Il est évident que les disciples n’ont pas inventé l’histoire de sa mort. En fait, ils étaient tristes et abattus, jusqu’à ce qu’ils le revoient après sa résurrection. Il leur est apparu plusieurs fois pendant une période de 40 jours, leur donnant des preuves de sa résurrection. C’est ainsi qu’il leur a expliqué que sa mort et sa résurrection étaient l’accomplissement de ce qui avait été prédit à son sujet par tous les prophètes de Dieu :

« Puis il leur dit : c’est là ce que je vous disais lorsque j’étais encore avec vous, qu’il fallait que s’accomplisse tout ce qui est écrit de moi dans la loi de Moïse, dans les prophètes, et dans les psaumes. Alors il leur ouvrit l’esprit, afin qu’ils comprennent les Écritures.
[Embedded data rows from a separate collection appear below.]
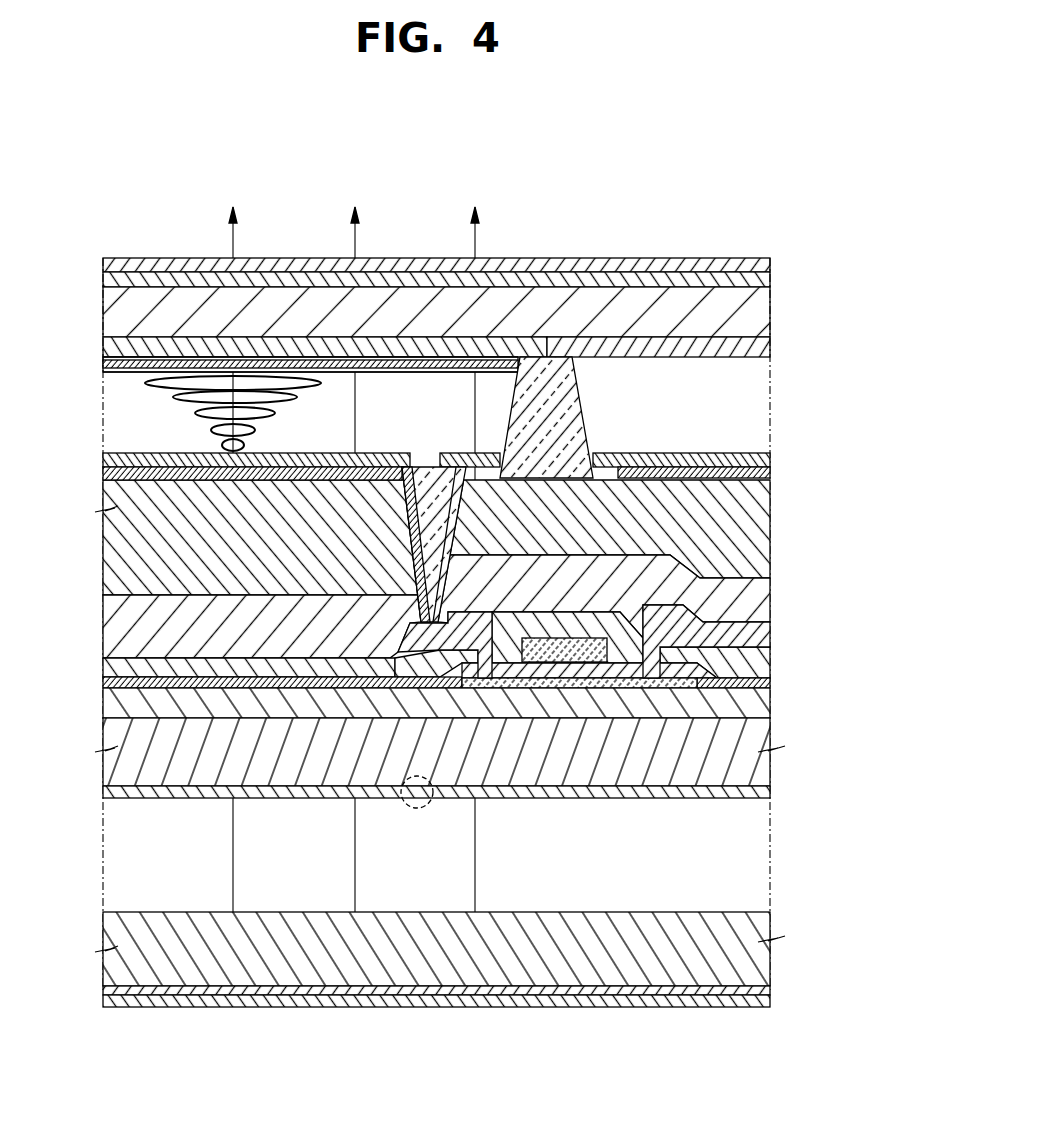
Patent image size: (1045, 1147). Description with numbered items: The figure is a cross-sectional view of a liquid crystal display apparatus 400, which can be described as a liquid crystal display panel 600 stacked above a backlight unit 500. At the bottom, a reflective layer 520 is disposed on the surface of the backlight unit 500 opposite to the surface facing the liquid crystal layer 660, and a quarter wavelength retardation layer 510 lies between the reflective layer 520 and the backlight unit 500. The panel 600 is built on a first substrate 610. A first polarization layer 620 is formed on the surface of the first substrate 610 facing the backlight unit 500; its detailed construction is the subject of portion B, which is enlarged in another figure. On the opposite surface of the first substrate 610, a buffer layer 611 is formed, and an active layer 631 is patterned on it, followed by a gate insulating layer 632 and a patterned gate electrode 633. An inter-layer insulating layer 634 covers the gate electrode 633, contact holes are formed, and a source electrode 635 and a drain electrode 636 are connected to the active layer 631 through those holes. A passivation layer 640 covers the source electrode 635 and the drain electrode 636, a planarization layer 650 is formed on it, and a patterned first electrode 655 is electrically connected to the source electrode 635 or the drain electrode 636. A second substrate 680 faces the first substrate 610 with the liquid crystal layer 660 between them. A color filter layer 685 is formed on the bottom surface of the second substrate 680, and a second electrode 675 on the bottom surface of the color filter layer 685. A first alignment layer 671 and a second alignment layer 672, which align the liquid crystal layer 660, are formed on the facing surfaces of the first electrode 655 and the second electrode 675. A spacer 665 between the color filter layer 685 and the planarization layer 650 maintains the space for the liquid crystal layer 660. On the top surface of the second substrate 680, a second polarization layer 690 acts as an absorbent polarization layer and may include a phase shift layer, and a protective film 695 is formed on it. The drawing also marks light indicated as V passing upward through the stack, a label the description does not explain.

The liquid crystal display apparatus 400 is at (568, 158).
The liquid crystal display panel 600 is at (731, 213).
The protective film 695 is at (770, 265).
The second polarization layer 690 is at (770, 283).
The second substrate 680 is at (760, 318).
The second electrode 675 is at (407, 356).
The color filter layer 685 is at (503, 354).
The second alignment layer 672 is at (103, 363).
The liquid crystal layer 660 is at (130, 415).
The spacer 665 is at (572, 412).
The first alignment layer 671 is at (103, 457).
The first electrode 655 is at (103, 475).
The planarization layer 650 is at (758, 514).
The passivation layer 640 is at (770, 583).
The inter-layer insulating layer 634 is at (770, 655).
The gate insulating layer 632 is at (770, 682).
The gate electrode 633 is at (548, 680).
The active layer 631 is at (592, 686).
The drain electrode 636 is at (480, 660).
The source electrode 635 is at (645, 670).
The buffer layer 611 is at (765, 705).
The first substrate 610 is at (770, 748).
The first polarization layer 620 is at (770, 792).
The backlight unit 500 is at (770, 940).
The quarter wavelength retardation layer 510 is at (770, 990).
The reflective layer 520 is at (770, 1000).
The visible light V is at (233, 855).
The portion B is at (417, 808).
Et il leur dit : ainsi il est écrit que le Christ souffrirait, et qu’il ressusciterait des morts le troisième jour, et que la repentance et le pardon des péchés seraient prêchés en son nom à toutes les nations, à commencer par Jérusalem » (L’Injil, Luc 24:44-47).

Que devient alors l’argument qui prétend que Dieu n’ait pas pu laisser mourir son prophète de la main des méchants? Eh bien, il doit être révisé ! Le Nouveau Testament (Injil) explique que ce n’est pas par faiblesse que Dieu a permis que Christ soit crucifié, mais par amour. Personne non plus n’a pris la vie de Jésus, pas même les juifs et les romains qui se sont liés pour le faire mourir. C’est ainsi que nous pouvons être d’accord avec la parole qui dit qu’ils ne l’ont certainement pas tué, mais qu’il « leur est apparu ainsi ». Jésus a dit en effet : « Le Père m’aime, parce que je donne ma vie, afin de la reprendre. Personne ne me l’ôte, mais je la donne de moi-même ; j’ai le pouvoir de la donner, et j’ai le pouvoir de la reprendre » (L’Injil, Jean 10:17-18). 
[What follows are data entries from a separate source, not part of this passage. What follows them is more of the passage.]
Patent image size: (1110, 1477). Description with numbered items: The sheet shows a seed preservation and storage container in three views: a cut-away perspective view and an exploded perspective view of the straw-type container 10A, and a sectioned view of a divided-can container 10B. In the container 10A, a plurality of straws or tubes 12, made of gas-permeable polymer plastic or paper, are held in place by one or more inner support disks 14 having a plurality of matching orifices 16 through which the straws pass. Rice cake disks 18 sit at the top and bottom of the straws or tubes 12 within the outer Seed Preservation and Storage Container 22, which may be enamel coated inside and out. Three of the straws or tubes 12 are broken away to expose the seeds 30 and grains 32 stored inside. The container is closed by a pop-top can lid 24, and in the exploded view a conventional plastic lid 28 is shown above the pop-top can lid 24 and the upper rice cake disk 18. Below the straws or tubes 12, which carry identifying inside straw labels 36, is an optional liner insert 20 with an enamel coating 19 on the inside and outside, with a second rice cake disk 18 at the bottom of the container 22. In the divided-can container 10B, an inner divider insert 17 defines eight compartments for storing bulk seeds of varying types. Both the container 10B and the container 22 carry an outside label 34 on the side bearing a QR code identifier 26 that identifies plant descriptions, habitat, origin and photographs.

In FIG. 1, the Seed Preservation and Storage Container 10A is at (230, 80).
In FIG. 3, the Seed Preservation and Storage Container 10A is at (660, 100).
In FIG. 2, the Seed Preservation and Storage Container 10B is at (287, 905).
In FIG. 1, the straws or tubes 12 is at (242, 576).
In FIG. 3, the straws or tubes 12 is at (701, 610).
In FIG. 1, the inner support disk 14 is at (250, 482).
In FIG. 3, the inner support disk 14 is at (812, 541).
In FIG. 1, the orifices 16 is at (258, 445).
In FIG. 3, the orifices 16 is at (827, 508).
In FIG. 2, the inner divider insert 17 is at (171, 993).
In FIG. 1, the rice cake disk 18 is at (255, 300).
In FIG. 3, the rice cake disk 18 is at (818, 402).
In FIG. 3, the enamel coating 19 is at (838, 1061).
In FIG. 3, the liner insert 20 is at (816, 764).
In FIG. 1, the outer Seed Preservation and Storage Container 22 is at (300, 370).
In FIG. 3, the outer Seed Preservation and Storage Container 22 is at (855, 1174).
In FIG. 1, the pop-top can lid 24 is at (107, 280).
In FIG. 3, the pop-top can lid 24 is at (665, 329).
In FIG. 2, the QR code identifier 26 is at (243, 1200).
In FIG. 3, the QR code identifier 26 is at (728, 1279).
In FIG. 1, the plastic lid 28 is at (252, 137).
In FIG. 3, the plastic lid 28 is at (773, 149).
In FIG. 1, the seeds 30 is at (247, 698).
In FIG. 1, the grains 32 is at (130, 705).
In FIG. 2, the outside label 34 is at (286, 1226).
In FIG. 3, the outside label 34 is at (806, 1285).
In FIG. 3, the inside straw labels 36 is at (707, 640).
Oui, Jésus aurait bien pu se sauver lui-même s’il l’avait voulu car il a accompli sur la terre bien des miracles extraordinaires, mais nous avons vu qu’il a donné sa vie comme la rançon de plusieurs. En d’autres mots, il est venu pour mourir en faveur de ceux qui croiront en lui. Quant Judas vint avec les soldats pour l’arrêter, il dit à ses disciples qui voulaient le défendre avec des épées qu’il aurait pu à l’instant faire appel à douze légions d’anges pour le secourir et détruire tous ces méchants et rajouta « Comment donc s’accompliraient les Écritures, d’après lesquelles il doit en être ainsi ? » (L’Injil, Matthieu 26:53-54). Jésus a choisi de mourir parce qu’il savait que c’est uniquement par sa mort que s’accomplirait le plan de Dieu pour sauver les pécheurs.

Du haut des cieux, Christ victorieux a déclaré : « Je suis le premier et le dernier, et le vivant. J’étais mort ; et voici, je suis vivant aux siècles des siècles. Je tiens les clefs de la mort et du séjour des morts » (L’Injil, Apocalypse 1:18).